Against a background of scenes of police clashing with protesters during the 2014 unrest she said her country was no longer part of the Soviet Union and wanted to shake off politicians working only for themselves.
She now uses her Facebook page to counter what she says is a campaign to discredit her by state agencies set against change.
This month, she publicly accused her boss, Nasirov, of trying to fire her.
She posted a letter of complaint from regional officials on Facebook that accused her of politicizing the service and said she thought Nasirov had prompted the officials to send it.
Marushevska said Nasirov had sent her three reprimands, enough to fire her, but did not go ahead with the sacking. She also accused Nasirov of trying to block the revamped computerization of the customs system.
Reuters was unable to independently verify the accusations and Nasirov’s office did not respond to specific questions on them. It did, however, issue a statement saying Marushevska’s reforms had made things worse.
“This year the situation is extremely unsatisfactory,” it said, adding that in the first quarter revenues from Odessa customs had decreased by 30 percent, while in Ukraine as a whole, revenues were up 21 percent.
“We see negative results from (Marushevska’s) management.”
Marushevska’s office said customs clearance for energy goods had been removed from its oversight and its anti-corruption moves had also had an impact on revenues, since companies using bribes to pay lower duties switched to customs points elsewhere.
Marushevska was speaking in a building designated for a new customs area where her newly-hired and U.S. trained officials will deal with businesses directly rather than through brokers.
She said the security services (SBU) had sought to sabotage construction of the new terminal, which was halted for a while but restarted after a visit by Ukraine’s new Prime Minister Volodymyr Groysman.
The SBU’s press service did not respond to an emailed request for comment.
On March 23, the head of the secret service gave a news conference saying perfume disguised as polyethylene film was allowed to pass through Odessa customs.
Fighting back on her Facebook page, Marushevska said the SBU had seized the containers before they cleared customs and the fraud would have been discovered had they remained there.
Supporting Marushevska is Mikheil Saakashvili, the former Georgian President who became Governor of the Odessa region last year, picked out by Poroshenko on the strength of his reforms after Georgia’s Rose Revolution in 2003.
“Nobody took her seriously when she was appointed.

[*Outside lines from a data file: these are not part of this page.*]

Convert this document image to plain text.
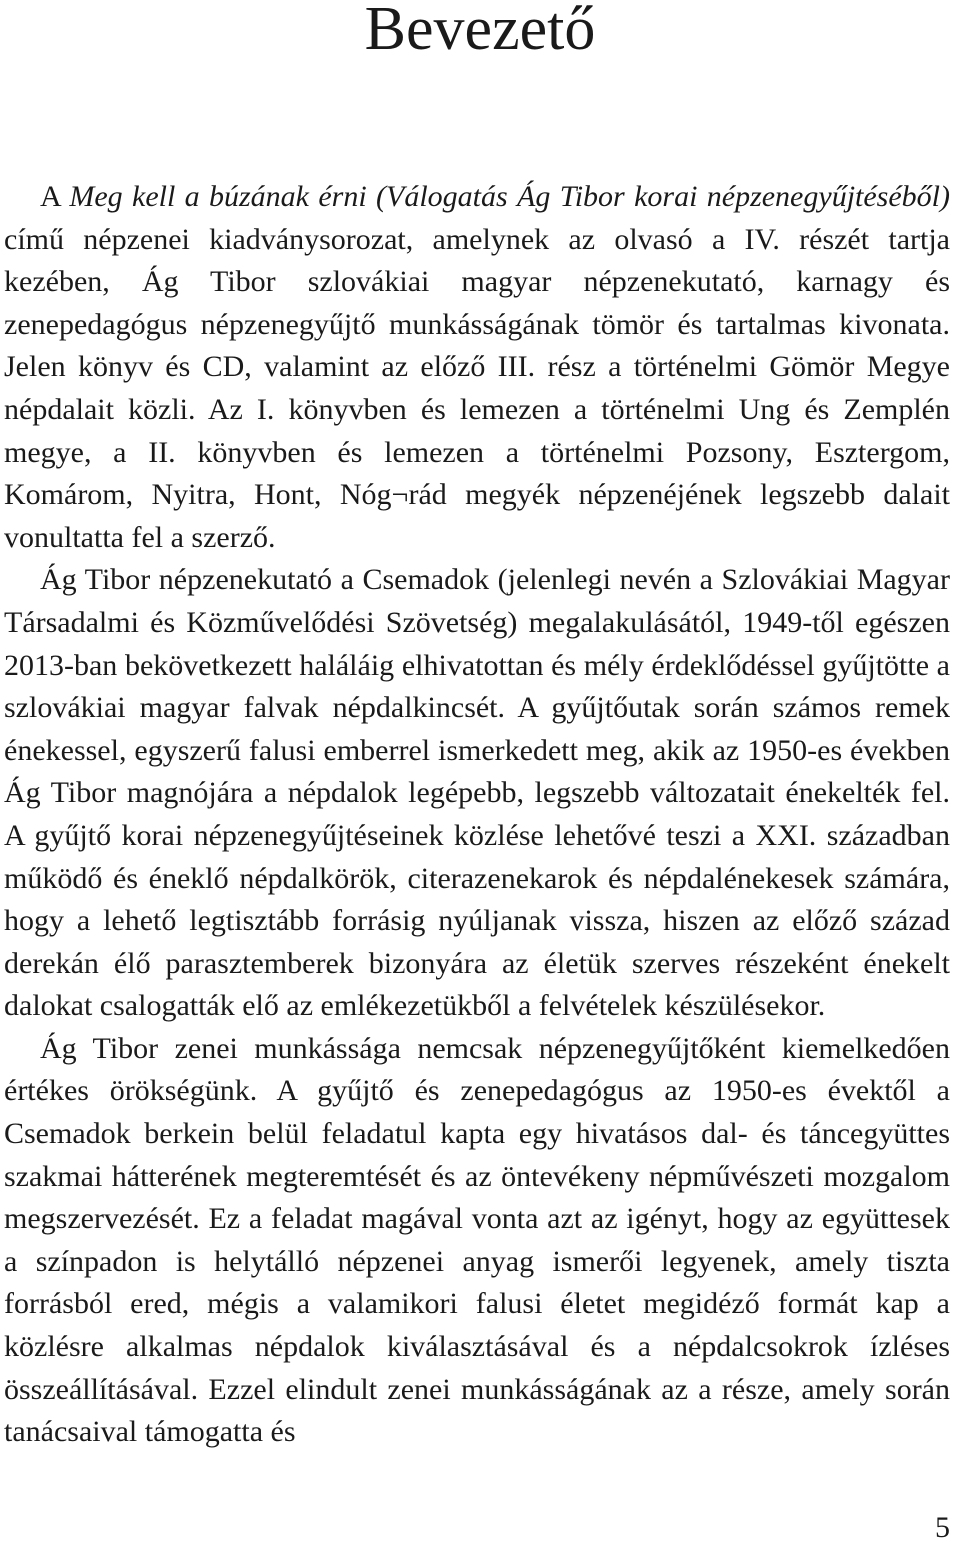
Bevezető

A Meg kell a búzának érni (Válogatás Ág Tibor korai népzenegyűjtéséből) című népzenei kiadványsorozat, amelynek az olvasó a IV. részét tartja kezében, Ág Tibor szlovákiai magyar népzenekutató, karnagy és zenepedagógus népzenegyűjtő munkásságának tömör és tartalmas kivonata. Jelen könyv és CD, valamint az előző III. rész a történelmi Gömör Megye népdalait közli. Az I. könyvben és lemezen a történelmi Ung és Zemplén megye, a II. könyvben és lemezen a történelmi Pozsony, Esztergom, Komárom, Nyitra, Hont, Nóg¬rád megyék népzenéjének legszebb dalait vonultatta fel a szerző.

Ág Tibor népzenekutató a Csemadok (jelenlegi nevén a Szlovákiai Magyar Társadalmi és Közművelődési Szövetség) megalakulásától, 1949-től egészen 2013-ban bekövetkezett haláláig elhivatottan és mély érdeklődéssel gyűjtötte a szlovákiai magyar falvak népdalkincsét. A gyűjtőutak során számos remek énekessel, egyszerű falusi emberrel ismerkedett meg, akik az 1950-es években Ág Tibor magnójára a népdalok legépebb, legszebb változatait énekelték fel. A gyűjtő korai népzenegyűjtéseinek közlése lehetővé teszi a XXI. században működő és éneklő népdalkörök, citerazenekarok és népdalénekesek számára, hogy a lehető legtisztább forrásig nyúljanak vissza, hiszen az előző század derekán élő parasztemberek bizonyára az életük szerves részeként énekelt dalokat csalogatták elő az emlékezetükből a felvételek készülésekor.

Ág Tibor zenei munkássága nemcsak népzenegyűjtőként kiemelkedően értékes örökségünk. A gyűjtő és zenepedagógus az 1950-es évektől a Csemadok berkein belül feladatul kapta egy hivatásos dal- és táncegyüttes szakmai hátterének megteremtését és az öntevékeny népművészeti mozgalom megszervezését. Ez a feladat magával vonta azt az igényt, hogy az együttesek a színpadon is helytálló népzenei anyag ismerői legyenek, amely tiszta forrásból ered, mégis a valamikori falusi életet megidéző formát kap a közlésre alkalmas népdalok kiválasztásával és a népdalcsokrok ízléses összeállításával. Ezzel elindult zenei munkásságának az a része, amely során tanácsaival támogatta és

5
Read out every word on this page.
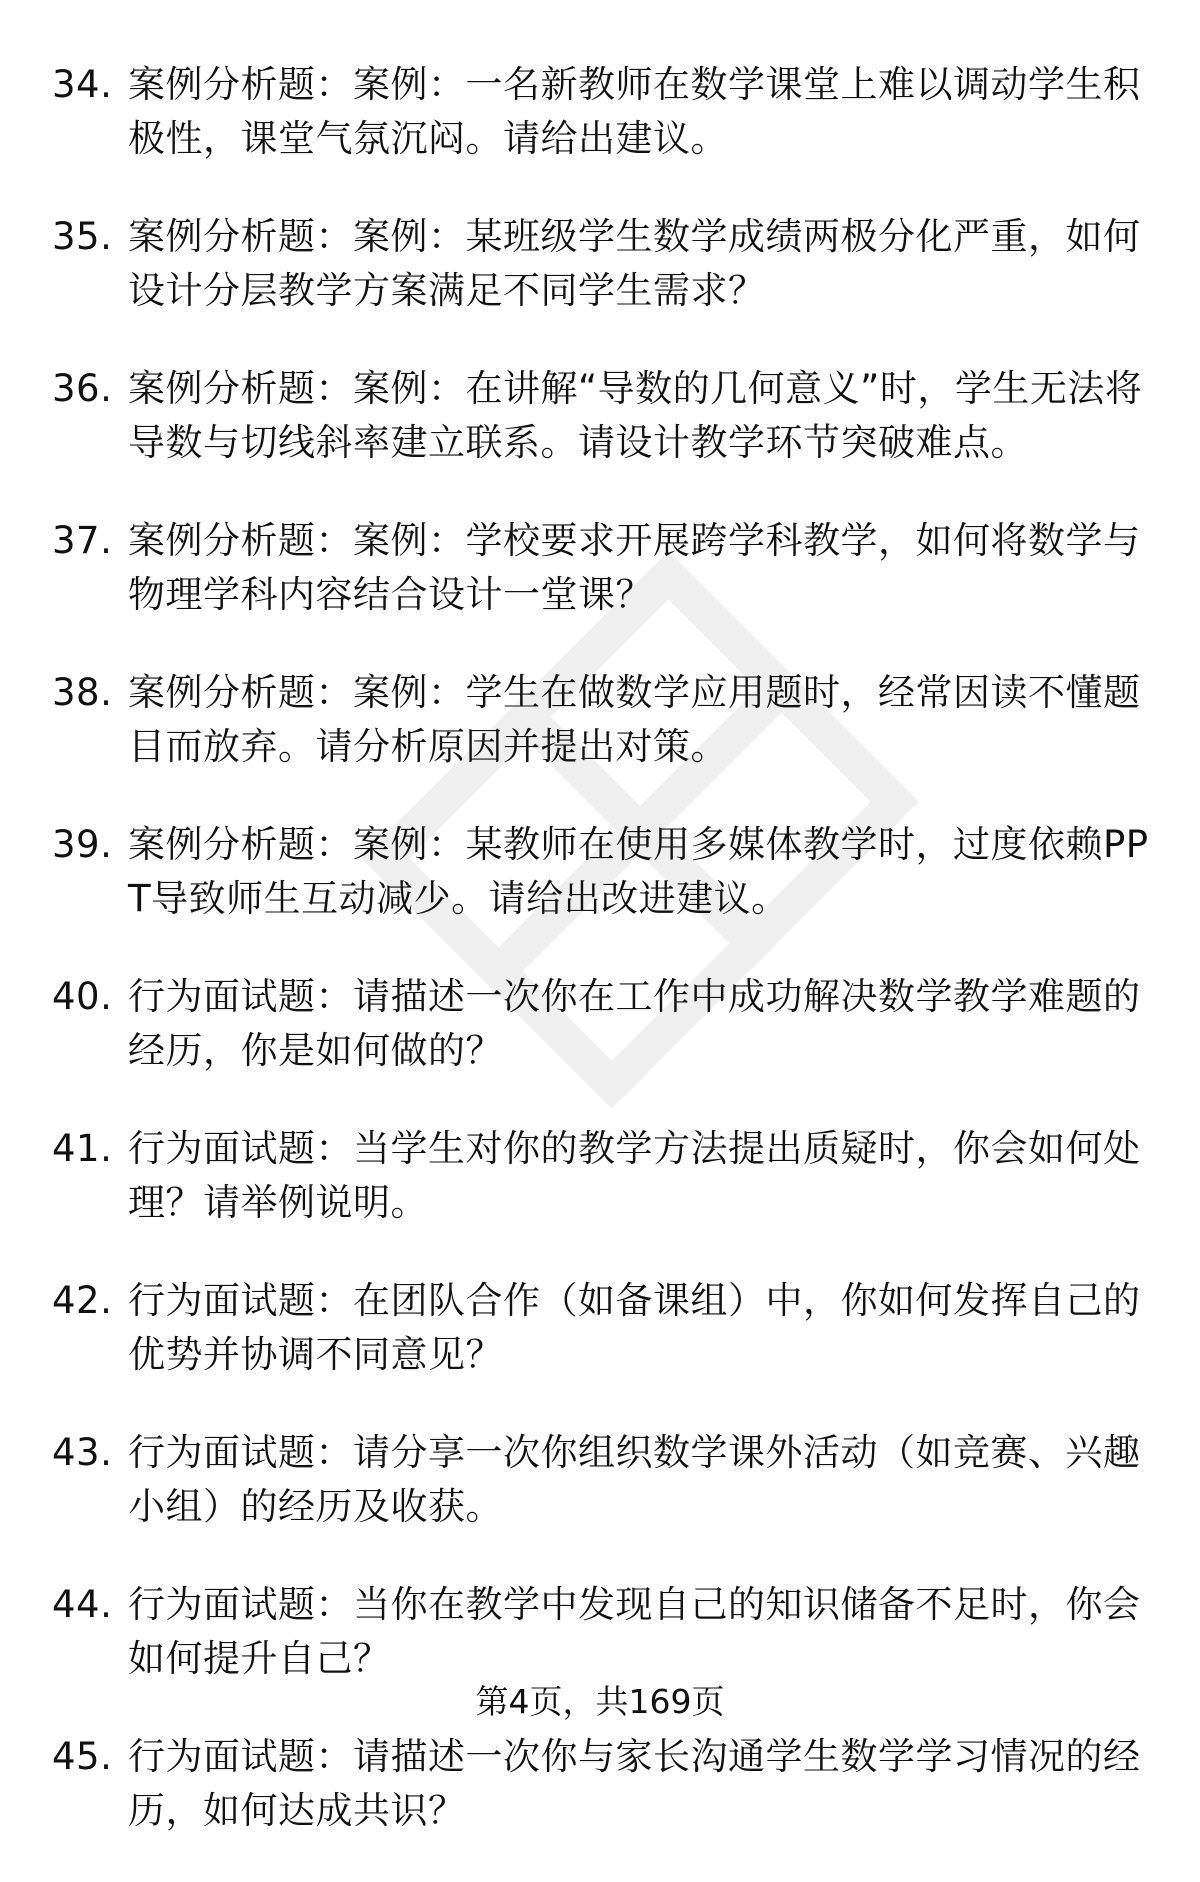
34. 案例分析题：案例：一名新教师在数学课堂上难以调动学生积极性，课堂气氛沉闷。请给出建议。
35. 案例分析题：案例：某班级学生数学成绩两极分化严重，如何设计分层教学方案满足不同学生需求？
36. 案例分析题：案例：在讲解“导数的几何意义”时，学生无法将导数与切线斜率建立联系。请设计教学环节突破难点。
37. 案例分析题：案例：学校要求开展跨学科教学，如何将数学与物理学科内容结合设计一堂课？
38. 案例分析题：案例：学生在做数学应用题时，经常因读不懂题目而放弃。请分析原因并提出对策。
39. 案例分析题：案例：某教师在使用多媒体教学时，过度依赖PPT导致师生互动减少。请给出改进建议。
40. 行为面试题：请描述一次你在工作中成功解决数学教学难题的经历，你是如何做的？
41. 行为面试题：当学生对你的教学方法提出质疑时，你会如何处理？请举例说明。
42. 行为面试题：在团队合作（如备课组）中，你如何发挥自己的优势并协调不同意见？
43. 行为面试题：请分享一次你组织数学课外活动（如竞赛、兴趣小组）的经历及收获。
44. 行为面试题：当你在教学中发现自己的知识储备不足时，你会如何提升自己？
45. 行为面试题：请描述一次你与家长沟通学生数学学习情况的经历，如何达成共识？
第4页，共169页
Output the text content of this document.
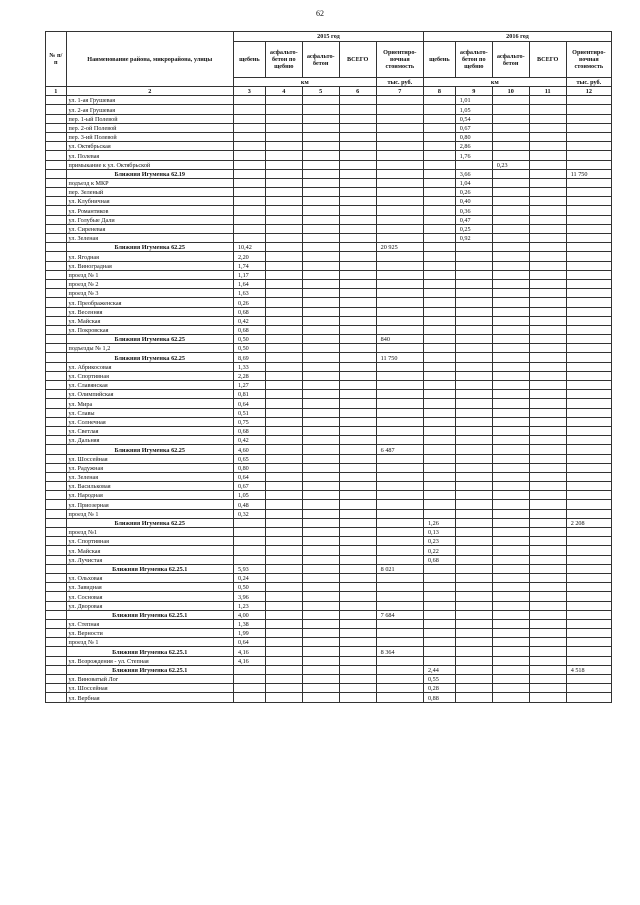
62
№ п/п	Наименование района, микрорайона, улицы	2015 год					2016 год				
		щебень	асфальто-бетон по щебню	асфальто-бетон	ВСЕГО	Ориентиро-вочная стоимость	щебень	асфальто-бетон по щебню	асфальто-бетон	ВСЕГО	Ориентиро-вочная стоимость
		км				тыс. руб.	км				тыс. руб.
1	2	3	4	5	6	7	8	9	10	11	12
	ул. 1-ая Грушевая							1,01			
	ул. 2-ая Грушевая							1,05			
	пер. 1-ый Полевой							0,54			
	пер. 2-ой Полевой							0,67			
	пер. 3-ий Полевой							0,80			
	ул. Октябрьская							2,86			
	ул. Полевая							1,76			
	примыкание к ул. Октябрьской								0,23		
	Ближняя Игуменка 62.19							3,66			11 750
	подъезд к МКР							1,04			
	пер. Зеленый							0,26			
	ул. Клубничная							0,40			
	ул. Романтиков							0,36			
	ул. Голубые Дали							0,47			
	ул. Сиреневая							0,25			
	ул. Зеленая							0,92			
	Ближняя Игуменка 62.25	10,42				20 925					
	ул. Ягодная	2,20									
	ул. Виноградная	1,74									
	проезд № 1	1,17									
	проезд № 2	1,64									
	проезд № 3	1,63									
	ул. Преображенская	0,26									
	ул. Весенняя	0,68									
	ул. Майская	0,42									
	ул. Покровская	0,68									
	Ближняя Игуменка 62.25	0,50				840					
	подъезды № 1,2	0,50									
	Ближняя Игуменка 62.25	8,69				11 750					
	ул. Абрикосовая	1,33									
	ул. Спортивная	2,28									
	ул. Славянская	1,27									
	ул. Олимпийская	0,81									
	ул. Мира	0,64									
	ул. Славы	0,51									
	ул. Солнечная	0,75									
	ул. Светлая	0,68									
	ул. Дальняя	0,42									
	Ближняя Игуменка 62.25	4,60				6 487					
	ул. Шоссейная	0,65									
	ул. Радужная	0,80									
	ул. Зеленая	0,64									
	ул. Васильковая	0,67									
	ул. Народная	1,05									
	ул. Приозерная	0,48									
	проезд № 1	0,32									
	Ближняя Игуменка 62.25						1,26				2 208
	проезд №1						0,13				
	ул. Спортивная						0,23				
	ул. Майская						0,22				
	ул. Лучистая						0,68				
	Ближняя Игуменка 62.25.1	5,93				8 021					
	ул. Ольховая	0,24									
	ул. Завидная	0,50									
	ул. Сосновая	3,96									
	ул. Дворовая	1,23									
	Ближняя Игуменка 62.25.1	4,00				7 684					
	ул. Степная	1,38									
	ул. Верности	1,99									
	проезд № 1	0,64									
	Ближняя Игуменка 62.25.1	4,16				8 364					
	ул. Возрождения - ул. Степная	4,16									
	Ближняя Игуменка 62.25.1						2,44				4 518
	ул. Виноватый Лог						0,55				
	ул. Шоссейная						0,28				
	ул. Вербная						0,88				
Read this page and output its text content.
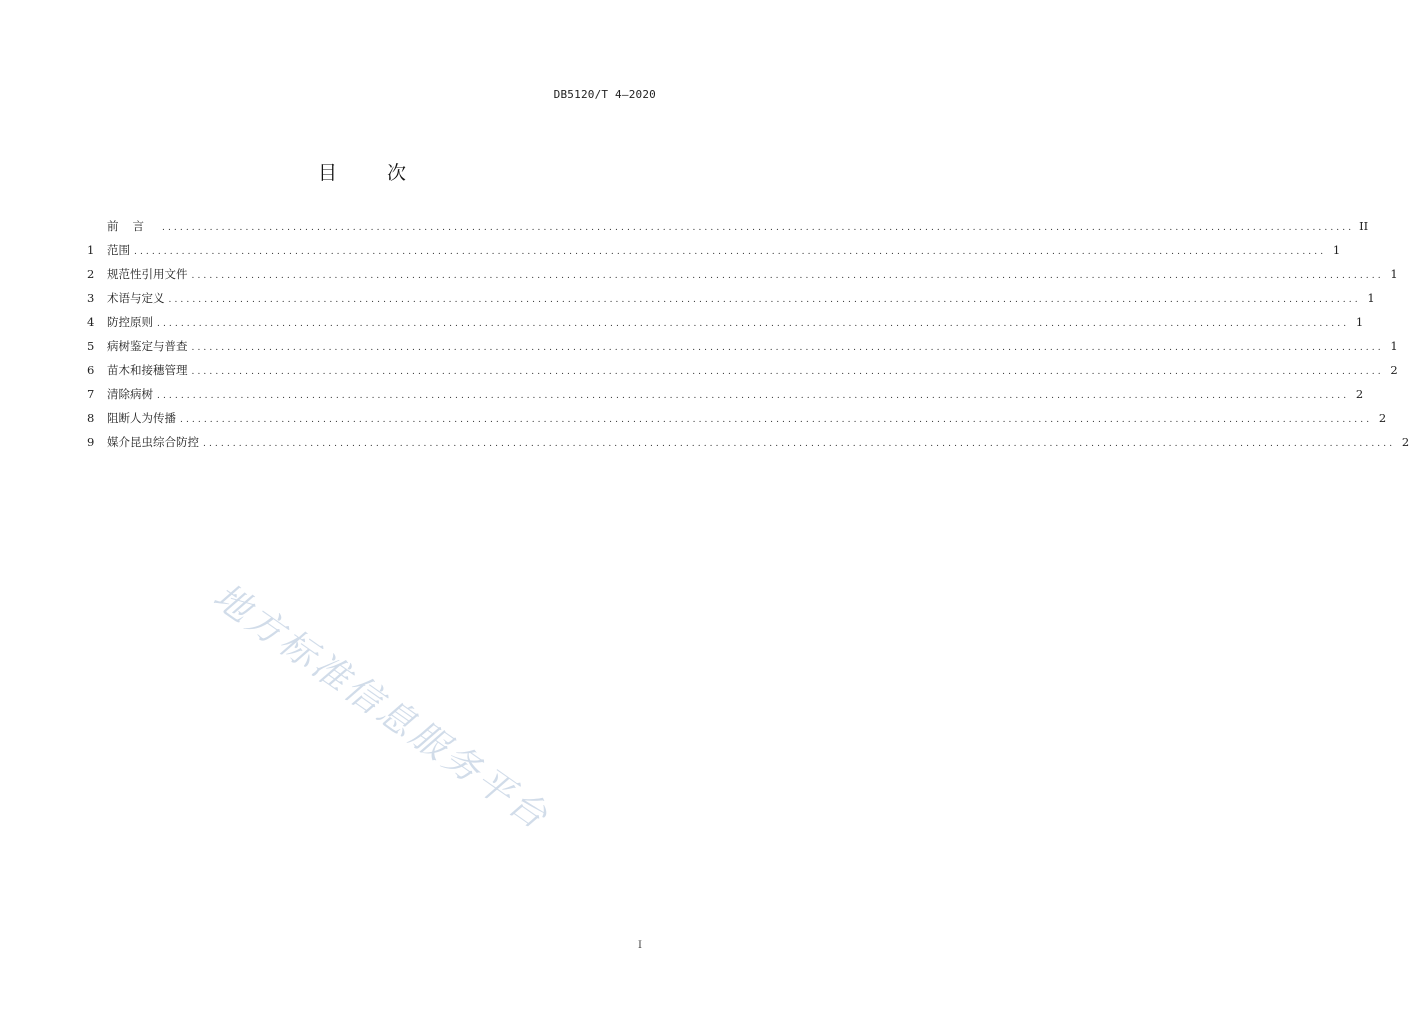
DB5120/T 4—2020
目 次
前言 ........................................................................................................................................................................................................ II
1	范围 ........................................................................................................................................................................................................ 1
2	规范性引用文件 ........................................................................................................................................................................................................ 1
3	术语与定义 ........................................................................................................................................................................................................ 1
4	防控原则 ........................................................................................................................................................................................................ 1
5	病树鉴定与普查 ........................................................................................................................................................................................................ 1
6	苗木和接穗管理 ........................................................................................................................................................................................................ 2
7	清除病树 ........................................................................................................................................................................................................ 2
8	阻断人为传播 ........................................................................................................................................................................................................ 2
9	媒介昆虫综合防控 ........................................................................................................................................................................................................ 2
地方标准信息服务平台
I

Everybody thought it was just a propaganda PR show and she would not reform, it was just for a short period of time. But she has this grit to really change things,” he told Reuters.
On Marushevska’s watch, the time it took for companies to clear customs in Odessa fell to 38 minutes from 4 hours and 48 minutes, her office said.
But have things turned out the way she hoped?
“No. I really hoped that it would be much faster, much better and with completely different quality of the people working in the government,” she said.
She does not want a situation where young people entering public service can only “choose between being a corrupt person or someone very poor that cannot survive”.
Marushevska said she had sought meetings with Poroshenko to try to raise complaints about delays to her reforms, but the meetings were postponed. Poroshenko’s press team did not provide comment, but recommended Reuters interview Saakashvili instead.
Asked about Poroshenko cancelling meetings, Saakashvili attributed this to the political turmoil in Kiev, where political infighting crippled and then toppled the government earlier this year.
“I think there was a very complicated situation,” he said.
“In many ways this whole thing with the Odessa customs became a big battlefield on the reform front between the old conservatives and people who are trying to reform ... The president is always all the time trying to strike the balance.”